Monday, August 01, 2016

Solitude and sweat at Merriweather Lewis

In a quiet corner of the campground at the Natchez Trace Parkway’s Merriweather Lewis unit, our only visitor came late at night. Fortunately, it was not the mostly naked man who loitered outside his camper in the tiniest blue shorts possible.

Had I bothered to lock up the cooler and picnic kit, our visitor might have skipped us altogether. The paw prints tell no lies, nor did the picnic kit crashing to the ground in the early a.m. An opportunistic raccoon scavenged for leftovers from our turkey dog roast. As I went outside he seemed as shocked as the crashing picnic set as we did. As soon as we crossed eyes, he darted into the dark, staying hidden until long after we packed our tent. 

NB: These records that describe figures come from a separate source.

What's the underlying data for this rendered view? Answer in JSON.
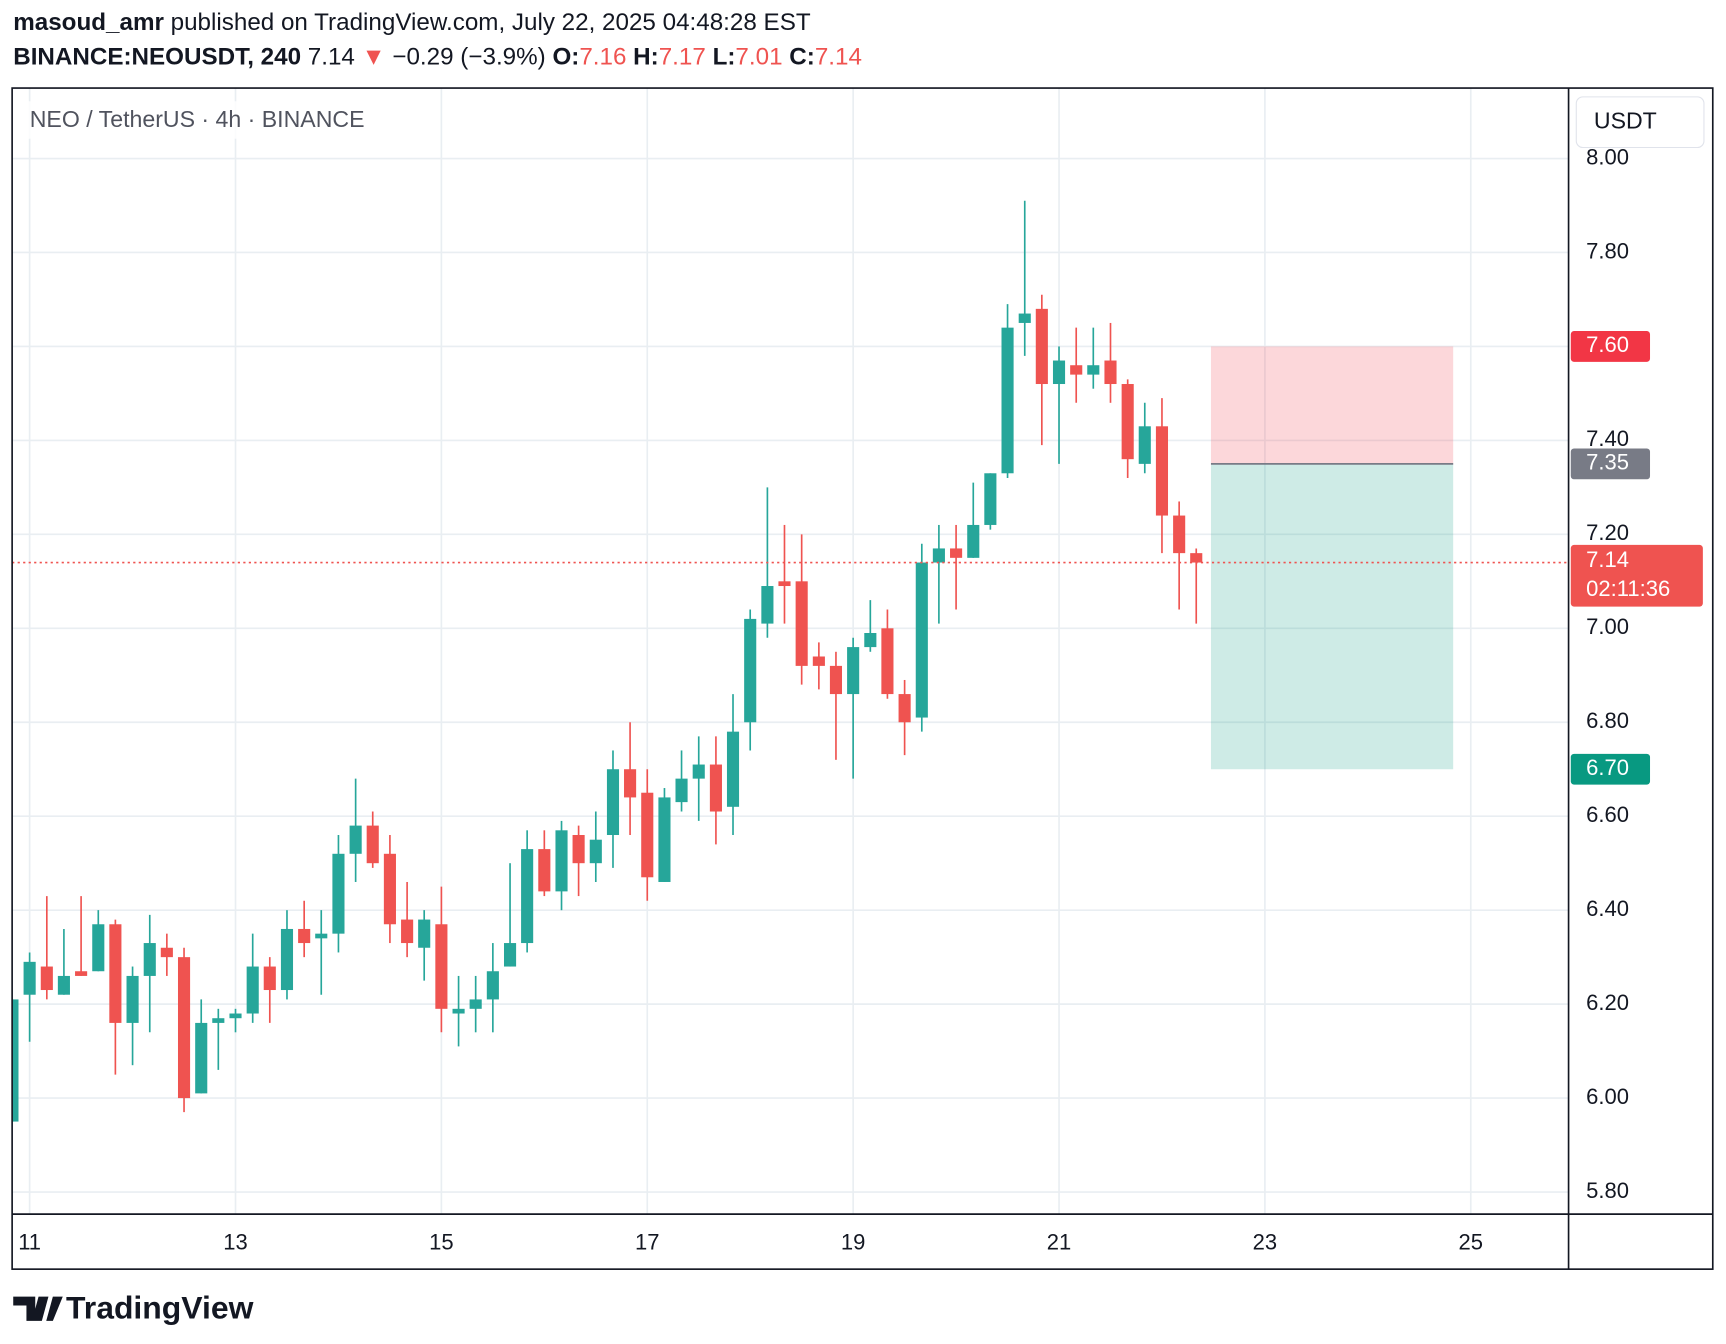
{
  "header": {
    "author": "masoud_amr",
    "published": "published on TradingView.com, July 22, 2025 04:48:28 EST",
    "symbol": "BINANCE:NEOUSDT, 240",
    "last": "7.14",
    "arrow": "▼",
    "change": "−0.29 (−3.9%)",
    "open_label": "O:",
    "open": "7.16",
    "high_label": "H:",
    "high": "7.17",
    "low_label": "L:",
    "low": "7.01",
    "close_label": "C:",
    "close": "7.14"
  },
  "footer": {
    "brand": "TradingView"
  },
  "chart_data": {
    "type": "candlestick",
    "title": "NEO / TetherUS · 4h · BINANCE",
    "currency": "USDT",
    "up_color": "#26a69a",
    "down_color": "#ef5350",
    "grid": true,
    "x": [
      10.833,
      11,
      11.167,
      11.333,
      11.5,
      11.667,
      11.833,
      12,
      12.167,
      12.333,
      12.5,
      12.667,
      12.833,
      13,
      13.167,
      13.333,
      13.5,
      13.667,
      13.833,
      14,
      14.167,
      14.333,
      14.5,
      14.667,
      14.833,
      15,
      15.167,
      15.333,
      15.5,
      15.667,
      15.833,
      16,
      16.167,
      16.333,
      16.5,
      16.667,
      16.833,
      17,
      17.167,
      17.333,
      17.5,
      17.667,
      17.833,
      18,
      18.167,
      18.333,
      18.5,
      18.667,
      18.833,
      19,
      19.167,
      19.333,
      19.5,
      19.667,
      19.833,
      20,
      20.167,
      20.333,
      20.5,
      20.667,
      20.833,
      21,
      21.167,
      21.333,
      21.5,
      21.667,
      21.833,
      22,
      22.167,
      22.333
    ],
    "open": [
      5.95,
      6.22,
      6.28,
      6.22,
      6.27,
      6.27,
      6.37,
      6.16,
      6.26,
      6.32,
      6.3,
      6.01,
      6.16,
      6.17,
      6.18,
      6.28,
      6.23,
      6.36,
      6.34,
      6.35,
      6.52,
      6.58,
      6.52,
      6.38,
      6.32,
      6.37,
      6.18,
      6.19,
      6.21,
      6.28,
      6.33,
      6.53,
      6.44,
      6.56,
      6.5,
      6.56,
      6.7,
      6.65,
      6.46,
      6.63,
      6.68,
      6.71,
      6.62,
      6.8,
      7.01,
      7.1,
      7.1,
      6.94,
      6.92,
      6.86,
      6.96,
      7.0,
      6.86,
      6.81,
      7.14,
      7.17,
      7.15,
      7.22,
      7.33,
      7.65,
      7.68,
      7.52,
      7.56,
      7.54,
      7.57,
      7.52,
      7.35,
      7.43,
      7.24,
      7.16
    ],
    "high": [
      6.21,
      6.31,
      6.43,
      6.36,
      6.43,
      6.4,
      6.38,
      6.28,
      6.39,
      6.35,
      6.32,
      6.21,
      6.19,
      6.19,
      6.35,
      6.3,
      6.4,
      6.42,
      6.4,
      6.56,
      6.68,
      6.61,
      6.56,
      6.46,
      6.4,
      6.45,
      6.26,
      6.26,
      6.33,
      6.5,
      6.57,
      6.57,
      6.59,
      6.58,
      6.61,
      6.74,
      6.8,
      6.7,
      6.66,
      6.74,
      6.77,
      6.77,
      6.86,
      7.04,
      7.3,
      7.22,
      7.2,
      6.97,
      6.95,
      6.98,
      7.06,
      7.04,
      6.89,
      7.18,
      7.22,
      7.22,
      7.31,
      7.33,
      7.69,
      7.91,
      7.71,
      7.6,
      7.64,
      7.64,
      7.65,
      7.53,
      7.48,
      7.49,
      7.27,
      7.17
    ],
    "low": [
      5.95,
      6.12,
      6.21,
      6.22,
      6.26,
      6.27,
      6.05,
      6.07,
      6.14,
      6.26,
      5.97,
      6.01,
      6.06,
      6.14,
      6.16,
      6.16,
      6.21,
      6.3,
      6.22,
      6.31,
      6.46,
      6.49,
      6.33,
      6.3,
      6.25,
      6.14,
      6.11,
      6.14,
      6.14,
      6.28,
      6.31,
      6.43,
      6.4,
      6.43,
      6.46,
      6.49,
      6.56,
      6.42,
      6.46,
      6.61,
      6.59,
      6.54,
      6.56,
      6.74,
      6.98,
      7.01,
      6.88,
      6.87,
      6.72,
      6.68,
      6.95,
      6.85,
      6.73,
      6.78,
      7.01,
      7.04,
      7.15,
      7.21,
      7.32,
      7.58,
      7.39,
      7.35,
      7.48,
      7.51,
      7.48,
      7.32,
      7.33,
      7.16,
      7.04,
      7.01
    ],
    "close": [
      6.21,
      6.29,
      6.23,
      6.26,
      6.26,
      6.37,
      6.16,
      6.26,
      6.33,
      6.3,
      6.0,
      6.16,
      6.17,
      6.18,
      6.28,
      6.23,
      6.36,
      6.33,
      6.35,
      6.52,
      6.58,
      6.5,
      6.37,
      6.33,
      6.38,
      6.19,
      6.19,
      6.21,
      6.27,
      6.33,
      6.53,
      6.44,
      6.57,
      6.5,
      6.55,
      6.7,
      6.64,
      6.47,
      6.64,
      6.68,
      6.71,
      6.61,
      6.78,
      7.02,
      7.09,
      7.09,
      6.92,
      6.92,
      6.86,
      6.96,
      6.99,
      6.86,
      6.8,
      7.14,
      7.17,
      7.15,
      7.22,
      7.33,
      7.64,
      7.67,
      7.52,
      7.57,
      7.54,
      7.56,
      7.52,
      7.36,
      7.43,
      7.24,
      7.16,
      7.14
    ],
    "xlim": [
      10.83,
      25.95
    ],
    "ylim": [
      5.753,
      8.15
    ],
    "xticks": [
      11,
      13,
      15,
      17,
      19,
      21,
      23,
      25
    ],
    "yticks": [
      {
        "value": 5.8,
        "label": "5.80"
      },
      {
        "value": 6,
        "label": "6.00"
      },
      {
        "value": 6.2,
        "label": "6.20"
      },
      {
        "value": 6.4,
        "label": "6.40"
      },
      {
        "value": 6.6,
        "label": "6.60"
      },
      {
        "value": 6.8,
        "label": "6.80"
      },
      {
        "value": 7,
        "label": "7.00"
      },
      {
        "value": 7.2,
        "label": "7.20"
      },
      {
        "value": 7.4,
        "label": "7.40"
      },
      {
        "value": 7.6,
        "label": "7.60"
      },
      {
        "value": 7.8,
        "label": "7.80"
      },
      {
        "value": 8,
        "label": "8.00"
      }
    ],
    "position": {
      "x_start": 22.476,
      "x_end": 24.829,
      "stop": 7.6,
      "stop_label": "7.60",
      "entry": 7.35,
      "entry_label": "7.35",
      "target": 6.7,
      "target_label": "6.70"
    },
    "last_price": {
      "value": 7.14,
      "label": "7.14",
      "countdown": "02:11:36"
    }
  }
}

I fretted about the camp’s first-come, first-serve policy – were we rolling the dice by heading up on a Saturday afternoon in deep summer Check any state park, Army Corps of Engineers property or public campground across the Southeast, and it likely had no vacancies. We decided to take a chance on Merriweather Lewis. My nature led me to expect we would arrive to a full campground. Who could resist the pull of a 30-spot free campground? Despite its location in a sparse area, I expected locals to claim all the spots. But I also tried not to sweat the chance we would be shut out.

Instead we pulled into a campground emptier than the one we found in April. The entire wing of the campground where we felt privileged to find a campsite was deserted save for one motor home. We picked a spot one away from our April choice, and paused for a picnic before setting up camp. As we assembled the tent a brief rainstorm rolled in and out. Afternoon’s still air was occasionally disrupted by ominous clouds but they disappeared by dusk, promising us a clear night. 

The 60-plus miles of scenic parkway breezed by, dumping us onto a less scenic detour in our shortest time ever. Despite the brutal temperatures and lack of cars, we even d a pair of young male deer, velvety bolts shooting up from their temples.

Even time we traverse the Trace, I’m amazed at the ignorance of its existence. I know lifelong Nashvillians who have never driven any section of the parkway. Tennessee doesn’t boast as much of the parkway as Mississippi (300 miles) or the scenic Tennessee River section in Alabama, but its section follows a ridgeline that draws visitors back to pioneer times.

Just a divide or two from the big city, we couldn’t feel farther away from Nashville when looking onto the Duck River or the massive farms that fill several valleys.

A lazy walk along the Old Trace does not illustrate the dangers of the old Southwest, the name for the region at the time it formed the western U.S. border. We only had to contend with the mostly naked man wandering around his camper. His outfit of tiny blue shorts and nothing else resembled Dancing Man, a one-off character on It’s Always Sunny in Philadelphia. At least he was easily ignored or avoided. We took the quick trip into Hohenwald for firewood then settled in. I spent close to an hour trying to ignite dampened firewood, a Firestarter of pine cones, needles and old editions of Texas Monthly finally bursting to a blaze worthy of hot dogs and S’mores.

Aside from the mostly naked man, no one occupied any of the campsites near our wing – no more than 10 of the 30 had occupants as twilight arrived. Silently we watched the light snare new color palettes through the trees, clouds producing a startling display to the west as the moon rose to our east. I walked to the bathroom house and upon emerging the world had emerged. Insects and possibly frogs chirped rhythmically, a pattern that would not cease until dawn broke. The rare lightning bug that crossed our path in the previous hour transformed into waves of them, thousands of bio-luminescent bugs pulsing for two hours past sundown. We watched the moon rise through the telescope Nancy just received as a gift.

In the morning, the woodpeckers that dominated the blooming trees of April finally made more than a passing appearance. Had they adjusted their schedule as the days grew longer and the Tennessee heat stagnated across their nesting grounds? It was a nice break in the morning, to see their red, black and white plumage through the thick, green canopy. As the heat accumulated early, we packed our gear and headed out, the mostly naked man still strutting around his camper.

East from the campsite, we took a rural, foothill route back to Nashville. A box turtle somehow lumbered across a narrow Lewis County road. We swerved to avoid it as its stubby claws reached the white line inches from the grass, its terrifying crawl successful. Not every turtle in Middle Tennessee survives so perilous a journey.